ATA/412/2022 du 13.04.2022 ( PRISON ) , REJETE

En fait
En droit
RÉPUBLIQUE ET CANTON DE GENÈVE

 

POUVOIR JUDICIAIRE

A/464/2022-PRISON ATA/412/2022

COUR DE JUSTICE

Chambre administrative

Arrêt du 13 avril 2022

1ère section

 

dans la cause

 

Monsieur A______

contre

B______



EN FAIT

1) Monsieur A______ (ci-après : le détenu), né le ______1998, est détenu, en exécution anticipée de peine, à B______ (ci-après : B______) depuis le ______2021.

2) a. Le 25 novembre 2021, M. A______ et B______ ont signé un « contrat de prestations ».

L’incarcération à B______ entraînait l’obligation de travailler. Dans la mesure du possible, le détenu serait placé dans un atelier en fonction de ses capacités, compétences et intérêts. Il était dans un premier temps affecté en régime « C______ ».

Le détenu s’engageait notamment à accepter le choix d’atelier et le travail obligatoire auquel il serait assigné, à respecter le règlement de l’atelier, affiché dans celui-ci, de même que les règles de vie. Tout changement d’atelier serait réglé par un simple avenant au contrat, hormis un placement temporaire dans un autre atelier sur décision de la direction.

En cas de non-respect du règlement des ateliers et selon la gravité de la situation, il serait sanctionné et renvoyé en cellule. Il pourrait être privé d’activités telles que le sport, les visites, les loisirs, notamment. Le revenu journalier était de CHF 33.- bruts, soit, en régime ordinaire, CHF 25.- nets.

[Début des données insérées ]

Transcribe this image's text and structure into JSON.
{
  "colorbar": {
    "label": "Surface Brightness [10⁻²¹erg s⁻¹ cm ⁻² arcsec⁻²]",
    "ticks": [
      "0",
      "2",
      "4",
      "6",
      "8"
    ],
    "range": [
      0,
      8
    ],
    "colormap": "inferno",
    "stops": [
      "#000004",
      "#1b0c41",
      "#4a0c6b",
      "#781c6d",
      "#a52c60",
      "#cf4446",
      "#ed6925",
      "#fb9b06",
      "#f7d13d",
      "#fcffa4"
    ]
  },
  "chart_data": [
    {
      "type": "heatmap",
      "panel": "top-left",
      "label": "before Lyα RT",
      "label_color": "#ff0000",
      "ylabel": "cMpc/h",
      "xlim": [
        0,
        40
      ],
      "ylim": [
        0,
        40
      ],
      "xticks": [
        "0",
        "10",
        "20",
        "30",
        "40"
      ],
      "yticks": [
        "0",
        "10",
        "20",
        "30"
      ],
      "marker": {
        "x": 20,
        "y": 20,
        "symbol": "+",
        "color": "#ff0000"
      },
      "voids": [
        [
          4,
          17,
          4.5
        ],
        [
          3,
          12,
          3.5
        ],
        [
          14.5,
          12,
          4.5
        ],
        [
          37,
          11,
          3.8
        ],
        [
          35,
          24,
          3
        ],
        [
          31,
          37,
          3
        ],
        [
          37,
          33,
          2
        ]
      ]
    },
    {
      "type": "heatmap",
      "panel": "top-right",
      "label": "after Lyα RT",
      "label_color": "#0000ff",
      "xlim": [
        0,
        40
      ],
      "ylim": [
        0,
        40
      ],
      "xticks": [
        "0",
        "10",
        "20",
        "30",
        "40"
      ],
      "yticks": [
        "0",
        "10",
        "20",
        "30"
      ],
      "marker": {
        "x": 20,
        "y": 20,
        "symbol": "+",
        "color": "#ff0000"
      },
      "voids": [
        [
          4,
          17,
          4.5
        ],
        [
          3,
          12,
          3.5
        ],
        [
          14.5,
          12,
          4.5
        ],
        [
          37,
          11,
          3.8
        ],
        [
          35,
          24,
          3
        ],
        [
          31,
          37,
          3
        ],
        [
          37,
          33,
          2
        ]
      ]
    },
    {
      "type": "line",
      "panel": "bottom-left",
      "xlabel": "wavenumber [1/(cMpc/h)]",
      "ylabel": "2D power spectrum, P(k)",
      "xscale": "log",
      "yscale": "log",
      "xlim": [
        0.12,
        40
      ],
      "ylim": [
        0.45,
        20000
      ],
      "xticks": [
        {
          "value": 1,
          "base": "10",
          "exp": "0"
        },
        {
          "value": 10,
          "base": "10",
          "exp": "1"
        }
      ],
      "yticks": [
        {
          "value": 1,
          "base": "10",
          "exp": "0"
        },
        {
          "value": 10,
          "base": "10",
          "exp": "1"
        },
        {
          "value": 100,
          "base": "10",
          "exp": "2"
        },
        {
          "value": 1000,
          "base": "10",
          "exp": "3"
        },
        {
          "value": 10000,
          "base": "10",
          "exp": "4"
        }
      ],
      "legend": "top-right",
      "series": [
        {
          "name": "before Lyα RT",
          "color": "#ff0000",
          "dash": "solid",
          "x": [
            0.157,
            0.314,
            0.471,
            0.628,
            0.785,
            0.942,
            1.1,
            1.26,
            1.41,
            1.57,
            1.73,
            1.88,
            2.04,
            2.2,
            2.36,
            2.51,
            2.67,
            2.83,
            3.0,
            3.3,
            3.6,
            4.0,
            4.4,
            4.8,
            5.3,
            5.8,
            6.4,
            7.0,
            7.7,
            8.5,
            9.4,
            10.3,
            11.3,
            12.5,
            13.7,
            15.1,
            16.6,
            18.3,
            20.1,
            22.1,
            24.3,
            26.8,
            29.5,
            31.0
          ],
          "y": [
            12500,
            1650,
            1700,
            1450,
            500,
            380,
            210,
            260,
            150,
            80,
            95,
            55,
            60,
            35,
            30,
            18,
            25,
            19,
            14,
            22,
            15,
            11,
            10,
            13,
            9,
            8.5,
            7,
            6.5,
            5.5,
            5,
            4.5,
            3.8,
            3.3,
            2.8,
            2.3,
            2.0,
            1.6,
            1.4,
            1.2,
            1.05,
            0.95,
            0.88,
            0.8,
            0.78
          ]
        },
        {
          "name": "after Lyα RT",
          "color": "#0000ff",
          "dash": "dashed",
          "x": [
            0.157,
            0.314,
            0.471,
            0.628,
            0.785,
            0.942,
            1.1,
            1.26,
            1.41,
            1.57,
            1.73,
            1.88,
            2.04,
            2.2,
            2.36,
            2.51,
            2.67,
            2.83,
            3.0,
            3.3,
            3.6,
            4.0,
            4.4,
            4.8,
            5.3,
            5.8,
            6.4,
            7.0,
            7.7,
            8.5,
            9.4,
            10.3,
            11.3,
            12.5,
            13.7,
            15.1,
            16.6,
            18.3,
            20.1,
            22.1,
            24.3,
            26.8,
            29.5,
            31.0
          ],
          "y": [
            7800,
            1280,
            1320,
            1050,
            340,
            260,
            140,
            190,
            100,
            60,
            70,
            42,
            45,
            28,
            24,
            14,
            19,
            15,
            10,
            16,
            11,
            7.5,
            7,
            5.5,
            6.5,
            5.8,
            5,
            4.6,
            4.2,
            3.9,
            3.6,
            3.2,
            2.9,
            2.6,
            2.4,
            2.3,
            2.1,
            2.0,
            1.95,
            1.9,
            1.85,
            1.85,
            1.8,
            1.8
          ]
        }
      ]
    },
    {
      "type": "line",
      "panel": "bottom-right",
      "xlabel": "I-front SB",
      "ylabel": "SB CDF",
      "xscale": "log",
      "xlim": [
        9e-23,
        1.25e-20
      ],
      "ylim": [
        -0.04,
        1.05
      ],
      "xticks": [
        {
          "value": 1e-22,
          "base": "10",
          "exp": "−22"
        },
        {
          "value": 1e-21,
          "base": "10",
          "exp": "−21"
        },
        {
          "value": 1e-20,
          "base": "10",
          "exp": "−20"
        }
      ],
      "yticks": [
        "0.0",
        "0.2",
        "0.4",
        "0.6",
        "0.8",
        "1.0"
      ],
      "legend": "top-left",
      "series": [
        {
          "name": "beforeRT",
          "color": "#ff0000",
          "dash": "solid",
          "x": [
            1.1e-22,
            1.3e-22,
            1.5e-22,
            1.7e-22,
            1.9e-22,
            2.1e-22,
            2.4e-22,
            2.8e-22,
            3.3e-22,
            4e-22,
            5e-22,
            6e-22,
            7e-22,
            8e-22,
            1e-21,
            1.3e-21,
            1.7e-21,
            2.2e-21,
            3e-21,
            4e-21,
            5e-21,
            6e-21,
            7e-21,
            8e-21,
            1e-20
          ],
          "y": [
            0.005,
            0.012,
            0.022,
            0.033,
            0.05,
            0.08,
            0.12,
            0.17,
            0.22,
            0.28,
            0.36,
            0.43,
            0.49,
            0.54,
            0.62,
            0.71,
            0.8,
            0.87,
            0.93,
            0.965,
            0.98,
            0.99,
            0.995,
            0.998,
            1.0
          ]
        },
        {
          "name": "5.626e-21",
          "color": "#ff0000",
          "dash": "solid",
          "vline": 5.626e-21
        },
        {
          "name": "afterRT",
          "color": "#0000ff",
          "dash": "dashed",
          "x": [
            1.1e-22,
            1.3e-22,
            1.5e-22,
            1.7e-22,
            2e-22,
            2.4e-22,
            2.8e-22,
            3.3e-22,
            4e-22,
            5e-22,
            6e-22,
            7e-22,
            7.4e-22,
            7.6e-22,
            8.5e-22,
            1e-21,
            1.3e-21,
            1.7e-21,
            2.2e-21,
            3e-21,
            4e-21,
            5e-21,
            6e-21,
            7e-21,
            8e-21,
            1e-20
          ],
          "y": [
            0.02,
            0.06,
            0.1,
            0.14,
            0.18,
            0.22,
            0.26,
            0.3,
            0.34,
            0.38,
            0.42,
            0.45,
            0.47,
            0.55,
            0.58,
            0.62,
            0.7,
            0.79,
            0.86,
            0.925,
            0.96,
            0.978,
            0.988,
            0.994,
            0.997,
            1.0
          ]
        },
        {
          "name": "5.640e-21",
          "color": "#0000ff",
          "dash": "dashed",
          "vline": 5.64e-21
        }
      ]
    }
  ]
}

En cas de refus d’aller travailler sans raison valable, il devrait rester en cellule et ne serait pas rémunéré.

b. Par avenant au contrat du 31 janvier 2022, M. A______ a été affecté à l’atelier buanderie.

3) Par décisions des 20 décembre 2021 et 27 janvier 2022, le détenu a été sanctionné par la suppression de diverses activités pendant un, puis deux jours, pour refus de travailler.

4) Par décision du 4 février 2022, prise par la gardienne-cheffe adjointe, M. A______ a été sanctionné d’une suppression des activités de formations, sports, loisirs et repas en commun pour une durée de sept jours, soit du 4 février 2022 à 13h45 jusqu'au 11 février 2022 à la même heure. La promenade quotidienne était maintenue, de même que la possibilité de téléphoner.

Selon le rapport d’incident, M. A______, lors du passage du portique B2 à 13h45 pour la mise aux ateliers, avait montré au surveillant un paquet de cigarettes à rouler. Celui-ci l'avait informé que c'était interdit par le règlement de l'établissement. Le détenu avait dès lors refusé de travailler et demandé à retourner en cellule, où il avait été raccompagné à 13h47.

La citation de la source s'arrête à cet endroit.